Born in Gisborne in 1978, Dunedin-based Langford studied Media Arts in Hamilton, and graduated with a Masters in Painting at the University of Canterbury School of Fine Arts in 2004. She was the 2006 Olivia Spencer-Bower Fellow and the 2010 Frances Hodgkins Fellow, University of Otago. Her work is very familiar to the Canterbury audience, particularly from her epic installation Up from the Plainlands which Christchurch Art Gallery commissioned for the top of its majestic central staircase in 2009 - a Dr Seuss-like landscape of the plastic green grass found in deli and butcher’s displays, suspended beneath great billowing inflatable clouds made from white plastic shopping bags. The continuum of aesthetic and ideas are immediately obvious.
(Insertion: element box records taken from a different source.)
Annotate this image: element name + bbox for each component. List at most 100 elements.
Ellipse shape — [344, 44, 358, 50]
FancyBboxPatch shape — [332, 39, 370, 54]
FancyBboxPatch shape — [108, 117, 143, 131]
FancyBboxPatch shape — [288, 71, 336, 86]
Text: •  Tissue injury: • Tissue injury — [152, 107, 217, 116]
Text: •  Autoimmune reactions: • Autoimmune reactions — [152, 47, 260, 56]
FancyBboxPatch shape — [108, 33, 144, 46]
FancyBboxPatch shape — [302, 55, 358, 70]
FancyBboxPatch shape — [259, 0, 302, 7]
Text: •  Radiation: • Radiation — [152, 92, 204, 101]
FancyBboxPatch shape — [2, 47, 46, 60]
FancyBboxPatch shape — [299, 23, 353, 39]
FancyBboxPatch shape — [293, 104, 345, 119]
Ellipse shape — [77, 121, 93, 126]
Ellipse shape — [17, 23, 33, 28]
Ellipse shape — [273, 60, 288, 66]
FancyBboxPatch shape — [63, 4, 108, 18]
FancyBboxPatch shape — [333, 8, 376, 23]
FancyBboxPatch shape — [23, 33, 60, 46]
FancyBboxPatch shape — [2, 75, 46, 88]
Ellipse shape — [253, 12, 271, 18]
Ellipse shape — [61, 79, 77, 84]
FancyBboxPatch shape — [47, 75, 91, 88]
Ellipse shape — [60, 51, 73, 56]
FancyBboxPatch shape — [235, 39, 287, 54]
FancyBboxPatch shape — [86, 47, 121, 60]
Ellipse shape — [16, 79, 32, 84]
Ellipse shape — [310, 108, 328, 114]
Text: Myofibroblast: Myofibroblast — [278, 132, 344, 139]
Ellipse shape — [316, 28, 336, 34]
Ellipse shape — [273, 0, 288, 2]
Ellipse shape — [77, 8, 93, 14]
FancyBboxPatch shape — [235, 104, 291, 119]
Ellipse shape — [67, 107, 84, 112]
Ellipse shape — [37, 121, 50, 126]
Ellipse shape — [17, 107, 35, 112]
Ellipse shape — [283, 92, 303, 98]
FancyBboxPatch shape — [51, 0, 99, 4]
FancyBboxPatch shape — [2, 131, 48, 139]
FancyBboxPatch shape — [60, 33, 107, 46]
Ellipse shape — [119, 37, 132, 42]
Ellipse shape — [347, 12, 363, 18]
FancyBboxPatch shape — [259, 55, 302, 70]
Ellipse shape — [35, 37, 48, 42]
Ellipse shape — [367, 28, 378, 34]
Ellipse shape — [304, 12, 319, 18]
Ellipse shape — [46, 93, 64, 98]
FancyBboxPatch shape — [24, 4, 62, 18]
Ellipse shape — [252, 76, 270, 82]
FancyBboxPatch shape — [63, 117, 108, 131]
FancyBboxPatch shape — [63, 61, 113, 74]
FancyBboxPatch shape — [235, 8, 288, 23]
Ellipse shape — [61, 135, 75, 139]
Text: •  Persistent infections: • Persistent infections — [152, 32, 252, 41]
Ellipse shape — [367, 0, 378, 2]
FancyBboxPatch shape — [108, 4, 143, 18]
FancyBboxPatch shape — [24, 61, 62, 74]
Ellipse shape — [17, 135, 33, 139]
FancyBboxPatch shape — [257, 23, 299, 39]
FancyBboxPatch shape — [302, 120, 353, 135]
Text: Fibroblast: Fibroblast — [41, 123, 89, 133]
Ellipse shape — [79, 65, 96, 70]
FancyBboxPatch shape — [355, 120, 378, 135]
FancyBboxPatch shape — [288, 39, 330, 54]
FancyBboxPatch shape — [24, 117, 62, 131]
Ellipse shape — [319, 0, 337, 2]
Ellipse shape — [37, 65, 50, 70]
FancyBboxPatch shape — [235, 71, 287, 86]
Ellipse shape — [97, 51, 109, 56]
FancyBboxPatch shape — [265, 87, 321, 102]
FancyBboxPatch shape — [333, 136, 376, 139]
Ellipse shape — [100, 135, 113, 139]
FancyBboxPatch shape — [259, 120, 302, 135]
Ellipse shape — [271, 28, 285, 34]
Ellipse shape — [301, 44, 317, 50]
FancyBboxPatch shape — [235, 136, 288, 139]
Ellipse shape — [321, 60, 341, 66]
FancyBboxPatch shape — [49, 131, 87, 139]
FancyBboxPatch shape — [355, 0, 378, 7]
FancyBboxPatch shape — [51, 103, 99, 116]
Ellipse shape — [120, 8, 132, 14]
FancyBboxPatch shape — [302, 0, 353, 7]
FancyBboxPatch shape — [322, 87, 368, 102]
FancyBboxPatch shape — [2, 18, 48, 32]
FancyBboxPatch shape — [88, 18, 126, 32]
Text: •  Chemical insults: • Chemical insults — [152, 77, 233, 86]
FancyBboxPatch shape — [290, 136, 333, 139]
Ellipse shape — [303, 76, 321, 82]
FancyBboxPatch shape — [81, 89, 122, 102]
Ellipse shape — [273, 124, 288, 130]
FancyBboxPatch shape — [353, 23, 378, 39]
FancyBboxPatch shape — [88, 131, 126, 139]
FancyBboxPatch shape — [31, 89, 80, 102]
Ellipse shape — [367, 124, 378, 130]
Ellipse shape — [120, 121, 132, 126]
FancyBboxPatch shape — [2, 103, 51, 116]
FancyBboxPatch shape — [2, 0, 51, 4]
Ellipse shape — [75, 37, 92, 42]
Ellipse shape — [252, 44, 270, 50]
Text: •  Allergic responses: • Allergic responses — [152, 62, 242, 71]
The High Country is a cityscape of discarded water bottles nestled in rolling green-pastured hills of shredded silage wrapping. At night the city towers are illuminated, a much needed point of interest in an increasingly bland urban environment of demolitions and concrete tilt slab. A New Jerusalem of recycled materials rises miraculously with the former sites of painfully absent heritage buildings on all sides and the leafy green boscage of Cranmer Square. The unexpected, surreal nature of the intervention is a big part of the work’s charm.
The installation counterpoints the urban - the skyscrapers made of city-dwellers’ ubiquitous sipper drinking bottles - with the rural - the silage wrapping paddocks. It also represents a kind of heavenly city among the clouds, a utopian and superlunary Platonic ideal form. In that sense it might be said to be a reflection of the anticipated future Christchurch that it is hoped will arise Phoenix-like from the rubble. Perhaps then, we should regard this as an aspirational icon, and an ex voto art work giving thanks that the events of September 2010 and February 2011 were not considerably worse. Perhaps it is a beacon of hope as well.
This is the end of a long and difficult saga. Earthquakes postponed the SCAPE Biennial of art in public space for two years in succession, with further delays because of several renegotiations of site and Langford injuring herself this year. The result is a striking work that animates the problematic landscape of post-quake Christchurch. It is one courageous and outstanding solution of how to reinvest life and interest to the desolate and homogenised voids of the inner city during its transitional regeneration.